Pengamat Hukum dan Kebijakan Publik UKSW, RES Fobia, SH., MIDS |
Salatiga, Info Breaking News - Menteri
Pendayagunaan Aparatur Negara dan Reformasi Birokrasi (Menpan-RB) Tjahjo Kumolo
mengatakan, pihaknya tengah mempersiapkan penambahan jabatan baru untuk anggota
TNI-Polri yang menganggur alias 'belum punya meja'.
Ia mengatakan, 173 perwira
tinggi TNI tidak memiliki pekerjaan. Menurut Tjahjo, angka tersebut hanya
berasal dari satu matra TNI saja. Hal serupa juga terjadi dalam kepolisian.
Menurut dia, jabatan Komisaris Besar (Kombes) di kepolisian sangat menumpuk.
Sehubungan
dengan langkah tersebut, pengamat hukum dan kebijakan publik Universitas
Kristen Satya Wacana (UKSW) Salatiga, RES Fobia SH., MIDS. mengatakan alokasi
orang dan pangkat ke dalam jabatan harus memperkokoh ketahanan dan kesejahteraan
hidup masyarakat, serta memperkuat daya saing dan kewibawaan NKRI. Ini berlaku
untuk ranah kerja dan pertanggungjawaban publik dalam institusi seperti TNI,
POLRI dan ASN secara umum.
“Pada
TNI misalnya, terutama menyangkut Sistem Pertahanan Negara dan Jati Diri TNI. TNI
adalah kekuatan utama atau komponen utama dalam Sistem Pertahanan Negara. Hal
penting berikutnya ialah tentang Jati Diri TNI yaitu sebagai Tentara Rakyat,
Tentara Pejuang, Tentara Nasional dan Tentara Profesional,” ungkap RES Fobia.
Lebih
lanjut dirinya menerangkan, dalam Pasal 1 angka 1 Perpres Nomor 37 Tahun 2019
tentang Jabatan Fungsional Tentara Nasional Indonesia, disebutkan bahwa Jabatan
Fungsional Tentara Nasional Indonesia yang selanjutnya disebut Jabatan
Fungsional TNI adalah kedudukan yang menunjukkan tugas, tanggung jawab, wewenang,
dan hak seorang prajurit Tentara Nasional Indonesia dalam suatu satuan
organisasi Tentara Nasional Indonesia yang dalam pelaksanaan tugasnya mensyaratkan
penguasaan pengetahuan, keahlian, dan/atau keterampilan bidang tertentu.
Selanjutnya
Pasal 5 ayat (1) dari Perpres itu menyebutkan bahwa: Ketentuan lebih lanjut
mengenai rumpun jabatan, penetapan jenis Jabatan Fungsional TNI dan Formasi Pejabat
Fungsional TNI diatur dengan Peraturan Panglima setelah mendapatkan persetujuan
tertulis dari menteri yang menyelenggarakan urusan pemerintahan di bidang
pendayagunaan aparatur negara dan menteri yang menyelenggarakan urusan pemerintahan
di bidang keuangan.
“Sering
kita mendengar bahwa TNI mengurus pertahanan, POLRI mengurus keamanan dan ASN
mengurus pemerintahan sipil.
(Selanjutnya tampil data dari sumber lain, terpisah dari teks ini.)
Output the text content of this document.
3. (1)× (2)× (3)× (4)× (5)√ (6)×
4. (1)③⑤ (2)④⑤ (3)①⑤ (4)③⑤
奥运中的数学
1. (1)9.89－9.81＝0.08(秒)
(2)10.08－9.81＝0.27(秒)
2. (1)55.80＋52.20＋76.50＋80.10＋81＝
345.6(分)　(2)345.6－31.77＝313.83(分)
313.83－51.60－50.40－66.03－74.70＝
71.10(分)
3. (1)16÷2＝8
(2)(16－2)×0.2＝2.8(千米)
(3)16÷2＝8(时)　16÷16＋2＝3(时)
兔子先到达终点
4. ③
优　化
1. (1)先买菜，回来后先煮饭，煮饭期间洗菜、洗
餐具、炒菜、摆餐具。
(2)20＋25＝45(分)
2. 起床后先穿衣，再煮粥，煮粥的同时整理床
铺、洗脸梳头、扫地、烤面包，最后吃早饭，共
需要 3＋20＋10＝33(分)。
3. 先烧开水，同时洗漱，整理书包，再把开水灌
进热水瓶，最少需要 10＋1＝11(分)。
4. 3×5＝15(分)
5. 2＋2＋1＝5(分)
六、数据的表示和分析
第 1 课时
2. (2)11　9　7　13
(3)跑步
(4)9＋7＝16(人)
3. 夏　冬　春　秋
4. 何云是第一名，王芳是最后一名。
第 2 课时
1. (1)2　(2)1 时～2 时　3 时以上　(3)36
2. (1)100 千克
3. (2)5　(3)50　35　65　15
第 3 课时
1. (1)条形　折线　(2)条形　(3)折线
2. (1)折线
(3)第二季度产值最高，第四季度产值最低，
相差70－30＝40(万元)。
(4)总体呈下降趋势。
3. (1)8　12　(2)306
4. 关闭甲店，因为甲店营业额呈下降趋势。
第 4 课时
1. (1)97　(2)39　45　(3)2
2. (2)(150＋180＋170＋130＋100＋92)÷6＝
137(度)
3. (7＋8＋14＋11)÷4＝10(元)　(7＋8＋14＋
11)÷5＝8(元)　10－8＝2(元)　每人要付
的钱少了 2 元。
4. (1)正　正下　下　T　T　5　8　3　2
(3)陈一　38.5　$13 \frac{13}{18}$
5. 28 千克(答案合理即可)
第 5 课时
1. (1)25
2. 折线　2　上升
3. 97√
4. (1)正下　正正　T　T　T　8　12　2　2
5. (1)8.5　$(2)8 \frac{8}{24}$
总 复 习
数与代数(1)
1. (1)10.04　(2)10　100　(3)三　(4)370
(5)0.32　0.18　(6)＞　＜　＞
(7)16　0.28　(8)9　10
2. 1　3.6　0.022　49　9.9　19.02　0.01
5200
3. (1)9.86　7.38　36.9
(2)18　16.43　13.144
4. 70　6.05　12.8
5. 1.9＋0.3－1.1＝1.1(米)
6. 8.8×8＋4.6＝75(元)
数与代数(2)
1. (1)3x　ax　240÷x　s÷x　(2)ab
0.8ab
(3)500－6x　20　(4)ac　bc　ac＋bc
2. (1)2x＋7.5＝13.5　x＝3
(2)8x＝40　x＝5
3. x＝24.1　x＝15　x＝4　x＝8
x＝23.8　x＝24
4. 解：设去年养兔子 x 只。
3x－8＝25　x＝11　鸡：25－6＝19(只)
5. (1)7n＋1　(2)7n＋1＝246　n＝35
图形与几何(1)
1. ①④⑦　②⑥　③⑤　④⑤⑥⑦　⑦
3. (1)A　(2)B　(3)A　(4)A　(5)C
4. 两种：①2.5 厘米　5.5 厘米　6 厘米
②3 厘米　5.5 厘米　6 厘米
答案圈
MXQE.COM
Pendekatan kategorial ini tidak sepenuhnya benar,
karena konsekuensi dari konstitusionalitas dan identitas kita sebagai NKRI yang
berciri negara kepulauan. Kalaupun pemahaman kategorial tersebut penting secara
operasional, maka framing seperti ini harus lebih dimaknai sebagai zonasi kerja
dan tanggungjawab terfokus. Tata kelola keindonesiaan kita membutuhkan
kerjasama efektif secara lintas institusi. Tantangan utama kita adalah
koordinasi,” terang pengajar di Fakultas Hukum UKSW ini.
Menurutnya,
hal ini berkaitan dengan stabilitas, tetapi secara ideal stabilitas ini tidak
hanya mengenai keadaan bebas goncangan atau setidaknya minim ketegangan, tetapi
terutama keterarahan dan keterpaduan gerakan bersama yang dinamis. Dengan kata
lain, bergerak maju secara strategis, koordinatif, efektif dan
bertanggungjawab.
“Para
perwira itu tak hanya butuh meja tapi terutama peran strategis dan operasional
dalam jejaring terkoordinasi yang jelas dan tegas mendukung tujuan nasional
Indonesia. Pembiaran yang terlalu lama bisa berakibat mengerasnya pusaran arus
risiko dalam konteks tata kelola organisasi, berpotensi mencoreng wibawa
institusi karena keahlian dan ketrampilan tidak tersalur secara fungsional, terkoordinasi
dan berdaya guna. Hal ini tak terkecuali pada pasukan elit dan khusus pada
lingkungan TNI dan POLRI seperti Kopassus, Kopaskhas, Marinir dan Brimob,”
pungkas RES Fobia. ***Vincent Suriadinata
0 komentar:
Speak up your mind
Tell us what you're thinking... !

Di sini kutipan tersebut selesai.